Could someone help me to understand why entity.dataBytes.runWith(Sink.ignore) can be different of discardEntityBytes?
From the code, it is exactly what discardEntityBytes is doing:
override def discardBytes(mat: Materializer): HttpMessage.DiscardedEntity =
new HttpMessage.DiscardedEntity(dataBytes.runWith(Sink.ignore)(mat))
And DiscardedEntity is just a wrapper for Sink.ignore: Future[Done]
Has this been fixed in the new client connection pool implementation introduced in 10.1.0? Or would a fix require an implementation of #1686?

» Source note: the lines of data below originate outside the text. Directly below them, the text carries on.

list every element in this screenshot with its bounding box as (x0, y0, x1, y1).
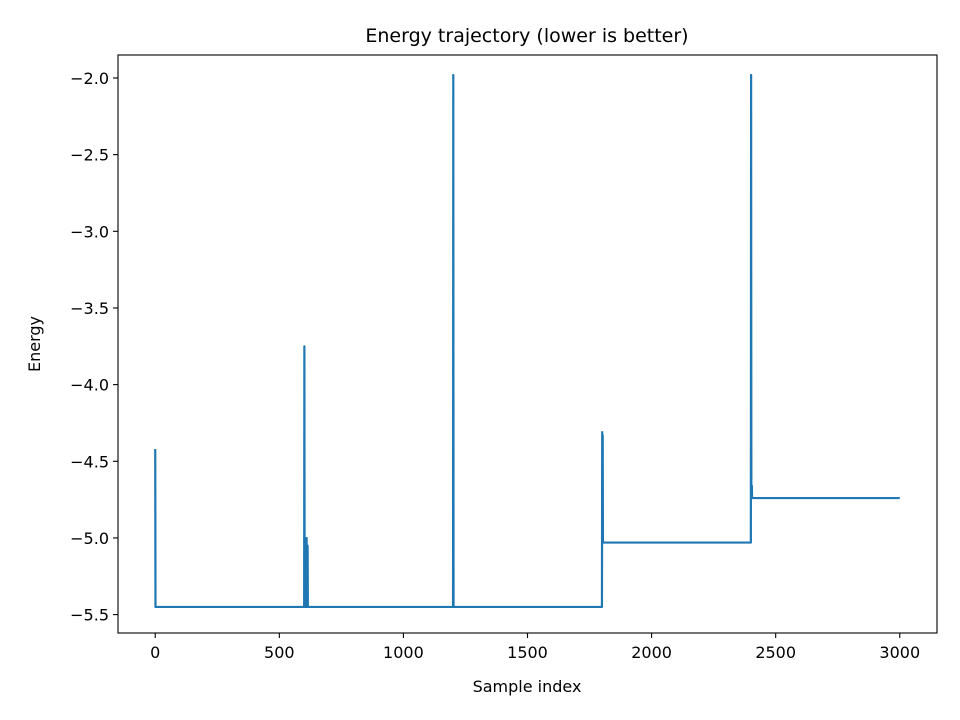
y-tick-label: −3.5 (70, 299, 109, 318)
x-tick-label: 2500 (755, 643, 796, 662)
y-axis-label: Energy (25, 316, 44, 372)
series-layer (154, 73, 900, 609)
y-tick-label: −3.0 (70, 222, 109, 241)
y-tick-label: −4.5 (70, 452, 109, 471)
y-tick-label: −2.5 (70, 146, 109, 165)
y-tick-label: −5.0 (70, 529, 109, 548)
chart-title: Energy trajectory (lower is better) (365, 25, 688, 47)
y-tick-label: −4.0 (70, 376, 109, 395)
y-axis-ticks: −5.5 −5.0 −4.5 −4.0 −3.5 −3.0 −2.5 −2.0 (70, 69, 118, 625)
x-tick-label: 0 (150, 643, 160, 662)
x-tick-label: 2000 (631, 643, 672, 662)
y-tick-label: −5.5 (70, 606, 109, 625)
x-tick-label: 500 (264, 643, 295, 662)
y-tick-label: −2.0 (70, 69, 109, 88)
x-tick-label: 1500 (507, 643, 548, 662)
x-axis-ticks: 0 500 1000 1500 2000 2500 3000 (150, 633, 920, 662)
series-line-0 (154, 73, 900, 609)
x-axis-label: Sample index (473, 677, 582, 696)
x-tick-label: 3000 (879, 643, 920, 662)
x-tick-label: 1000 (383, 643, 424, 662)
plot-background (118, 55, 937, 633)
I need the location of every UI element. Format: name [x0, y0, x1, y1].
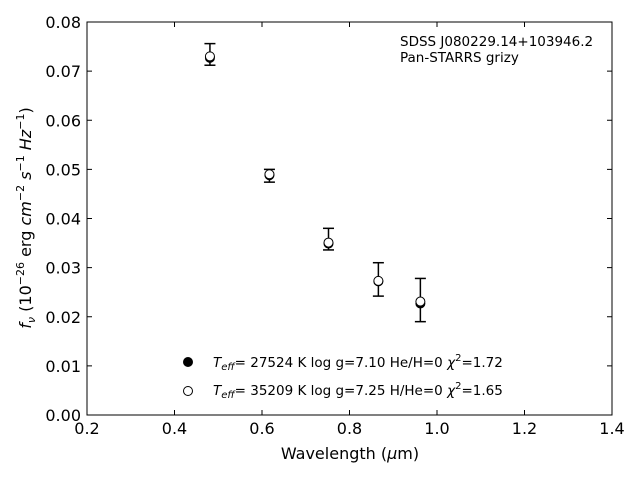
- x-tick-label: 1.4: [599, 419, 624, 438]
- y-tick-label: 0.08: [45, 13, 81, 32]
- y-tick-label: 0.05: [45, 160, 81, 179]
- x-tick-label: 1.2: [512, 419, 537, 438]
- model-point-open: [415, 296, 426, 307]
- y-tick-label: 0.00: [45, 406, 81, 425]
- y-tick-label: 0.07: [45, 62, 81, 81]
- x-axis-title: Wavelength (μm): [281, 444, 419, 463]
- y-tick-label: 0.01: [45, 357, 81, 376]
- axis-ticks: 0.2 0.4 0.6 0.8 1.0 1.2 1.4 0.00 0.01 0.02 0.03 0.0…: [45, 13, 624, 438]
- legend-marker-filled: [183, 357, 193, 367]
- y-tick-label: 0.03: [45, 259, 81, 278]
- x-tick-label: 1.0: [424, 419, 449, 438]
- y-tick-label: 0.02: [45, 308, 81, 327]
- x-tick-label: 0.2: [74, 419, 99, 438]
- y-tick-label: 0.04: [45, 210, 81, 229]
- legend-label-1: Teff= 27524 K log g=7.10 He/H=0 χ2=1.72: [213, 353, 503, 373]
- y-tick-label: 0.06: [45, 111, 81, 130]
- legend-label-2: Teff= 35209 K log g=7.25 H/He=0 χ2=1.65: [213, 381, 503, 401]
- model-point-open: [323, 237, 334, 248]
- y-axis-title: fν (10−26 erg cm−2 s−1 Hz−1): [14, 107, 38, 328]
- x-tick-label: 0.6: [249, 419, 274, 438]
- plot-area: [86, 21, 613, 416]
- data-marks: [204, 42, 426, 323]
- legend-marker-open: [183, 386, 193, 396]
- legend: Teff= 27524 K log g=7.10 He/H=0 χ2=1.72 …: [183, 353, 503, 401]
- x-tick-label: 0.8: [337, 419, 362, 438]
- annotation-line-1: SDSS J080229.14+103946.2: [400, 34, 593, 50]
- annotation-line-2: Pan-STARRS grizy: [400, 50, 519, 66]
- model-point-open: [264, 169, 275, 180]
- model-point-open: [373, 275, 384, 286]
- x-tick-label: 0.4: [162, 419, 187, 438]
- model-point-open: [204, 51, 215, 62]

The bug portion of this has been fixed with the new pool. So let's close this issue as fixed and use #1479 to track the remaining improvements.
Most helpful comment
I reproduced it with this test in
LowLevelConnectionSpec:It happens when a streamed entity of a previous response is discarded / cancelled after a new request has already been scheduled to the new connection. I'm not yet sure what the right behavior should be or how to fix it but it's good to have it verified as a bug.